JACKSON – The Molpus Woodlands Group is one of only 12 companies of its kind in the country. Started in 1996, the company is a timberland investment management organization (TIMO) and is part of what`s happening in the timber business, according to president Dick Molpus.
“TIMOs buy timberlands from forest products companies who are divesting their lands,” he said. “We sell this land to investors and manage it for them.”
Those investors include pension funds, endowments and insurance companies. The TIMO purchases timberlands on their behalf and under long-term contracts, manages all phases of these lands including harvest production, dealing with hunting club leases and sale of timber. The TIMO sends checks to owners who in most cases never see their land.
Molpus Woodlands is currently managing one million acres, all in Southern states. It is the only TIMO that focuses on a geographic area. It currently has 100 employees, 65 of whom are foresters and technicians, and has 12 offices from Texas to Alabama. The executive office is in Jackson and the operations office is in Hattiesburg.
“There is an 8% to 10% return on timber investments because of timber`s rate of growth,” Molpus said. “Back in 1999 it was considered boring. Now it looks good. We sell it and market it like a private landowner.”
He says his clients are investing for the long term, knowing the timber business is cyclical and recognizing that it`s driven by biological growth. What he`s doing in the industry was not possible before 1985. That`s when the first TIMO was started.
“Some of the smartest, most sophisticated investors in the world are investing in timberlands to reduce the volatility in their portfolios,” he said. “Timber grows at 6% to 12% a year. If you’re borrowing money on 5%, you’re ahead.”
Trees, unlike other natural resources, do renew. They are good for the environment and the economy.
“I like buying pine plantations from paper companies and turning them into saw timber to create manufacturing jobs down the chain,” said Molpus, whose family has been in the business for 100 years. “I can do well and do some good, too.”
Recent years have been stressful for the timber industry in general. A strong dollar allowed imports but no exports. He says the situation is just the opposite now.
“Timber prices plummeted from the end of 1997 to 2003 and are just now starting up again,” Molpus said. “Prices have gone up significantly and right now things are looking up for timber. For the first time in five years, we’re hearing of plant openings and expansions. That`s totally different from the last several years.”
While prices for the lowest value timber product, pulpwood, remain low, prices for the higher value saw timber that`s used in building and manufacturing are up. Molpus is optimistic about the industry`s future.
“Wood usage is tied to population growth, which will continue to dramatically increase, and tied to economic expansion,” he said. “Countries around the world will start using more products as they grow.”
Dr. Ian Munn, a forestry economist at Mississippi State University, shares that optimism. He believes the industry`s future looks very good for the short run, due to the massive rebuilding program in Iraq, and stable for the long term.

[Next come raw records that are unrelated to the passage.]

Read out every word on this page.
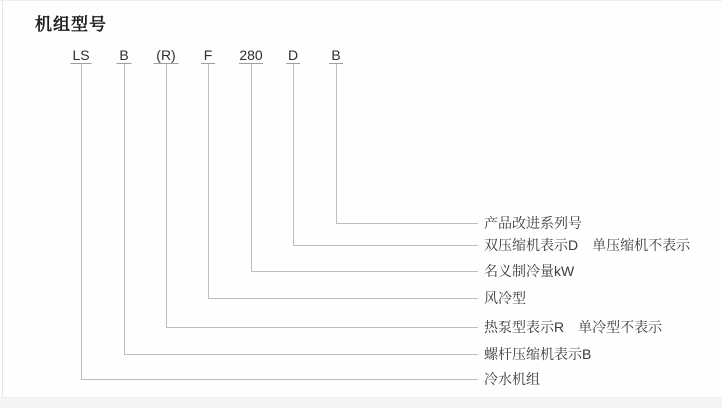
机组型号
LS
冷水机组
B
螺杆压缩机表示B
(R)
热泵型表示R　单冷型不表示
F
风冷型
280
名义制冷量kW
D
双压缩机表示D　单压缩机不表示
B
产品改进系列号
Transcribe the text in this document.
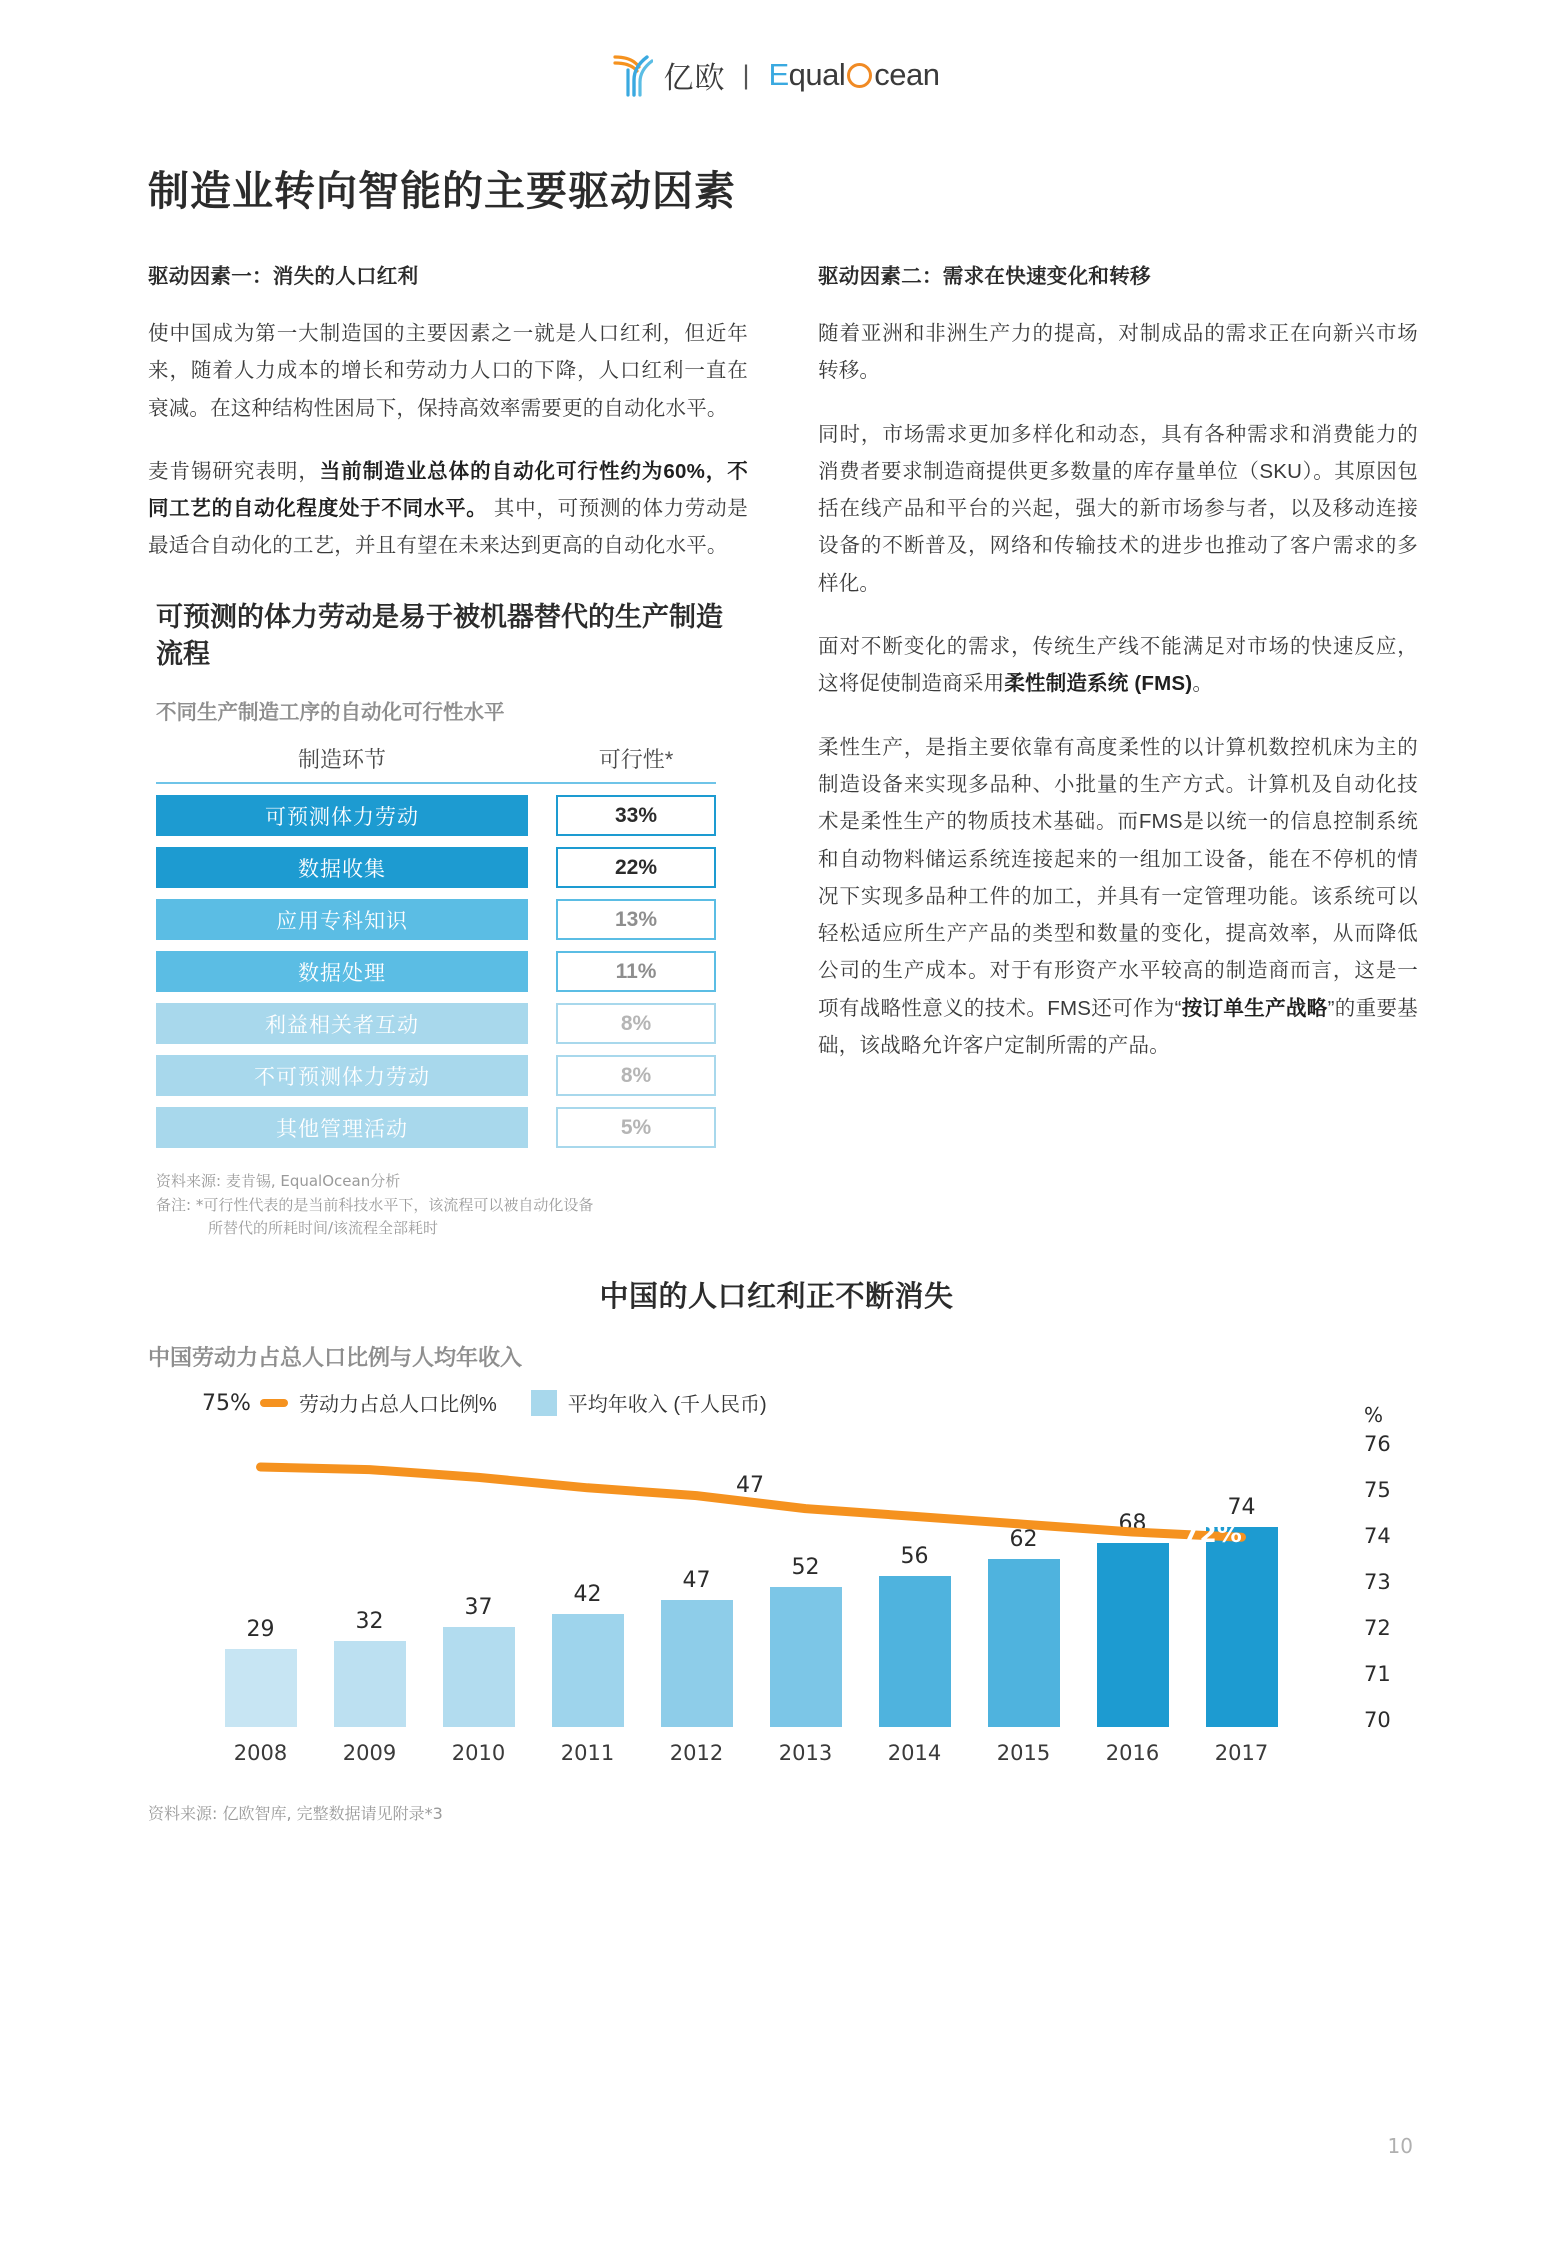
亿欧 | E qual cean
制造业转向智能的主要驱动因素
驱动因素一：消失的人口红利

使中国成为第一大制造国的主要因素之一就是人口红利，但近年来，随着人力成本的增长和劳动力人口的下降，人口红利一直在衰减。在这种结构性困局下，保持高效率需要更的自动化水平。

麦肯锡研究表明，当前制造业总体的自动化可行性约为60%，不同工艺的自动化程度处于不同水平。 其中，可预测的体力劳动是最适合自动化的工艺，并且有望在未来达到更高的自动化水平。

可预测的体力劳动是易于被机器替代的生产制造流程
不同生产制造工序的自动化可行性水平
制造环节	可行性*
可预测体力劳动	33%
数据收集	22%
应用专科知识	13%
数据处理	11%
利益相关者互动	8%
不可预测体力劳动	8%
其他管理活动	5%
资料来源: 麦肯锡, EqualOcean分析
备注: *可行性代表的是当前科技水平下，该流程可以被自动化设备
所替代的所耗时间/该流程全部耗时
驱动因素二：需求在快速变化和转移

随着亚洲和非洲生产力的提高，对制成品的需求正在向新兴市场转移。

同时，市场需求更加多样化和动态，具有各种需求和消费能力的消费者要求制造商提供更多数量的库存量单位（SKU）。其原因包括在线产品和平台的兴起，强大的新市场参与者，以及移动连接设备的不断普及，网络和传输技术的进步也推动了客户需求的多样化。

面对不断变化的需求，传统生产线不能满足对市场的快速反应，这将促使制造商采用柔性制造系统 (FMS)。

柔性生产，是指主要依靠有高度柔性的以计算机数控机床为主的制造设备来实现多品种、小批量的生产方式。计算机及自动化技术是柔性生产的物质技术基础。而FMS是以统一的信息控制系统和自动物料储运系统连接起来的一组加工设备，能在不停机的情况下实现多品种工件的加工，并具有一定管理功能。该系统可以轻松适应所生产产品的类型和数量的变化，提高效率，从而降低公司的生产成本。对于有形资产水平较高的制造商而言，这是一项有战略性意义的技术。FMS还可作为“按订单生产战略”的重要基础，该战略允许客户定制所需的产品。

中国的人口红利正不断消失
中国劳动力占总人口比例与人均年收入
劳动力占总人口比例%	平均年收入 (千人民币)
29	32
37
42
47
52	56
62
68
74
75%
47
72%
%
76
75
74
73
72
71
70
2008	2009	2010	2011	2012	2013	2014	2015	2016	2017
资料来源: 亿欧智库, 完整数据请见附录*3
10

“Obviously wood is and will continue to be an important building material as the population grows,” he said. “That`s clearly what`s driving the timber industry right now. I think we`ll see restrictions on the use of land and that will increase the value of timber.”
The Molpus family entered the lumber business in 1905 and grew to become the 10th largest independently owned lumber manufacturer in the United States. They have operated lumberyards, sawmills and manufacturing plants. As timber resources grew, the focus moved away from lumber production. The plants were sold and for a time the family marketed timber all over the U.S.
Dick Molpus graduated from the University of Mississippi in 1971 with a degree in business administration. He served in the state administration of Gov. William Winter and went on to be elected secretary of state, a post he held for three terms. In 1995, he was the Democratic Party`s nominee for governor.
Asked if he has any plans to re-enter the political arena, the 54-year-old said, “No, I’m focused on what I’m doing and having too much fun doing this to get back in politics.”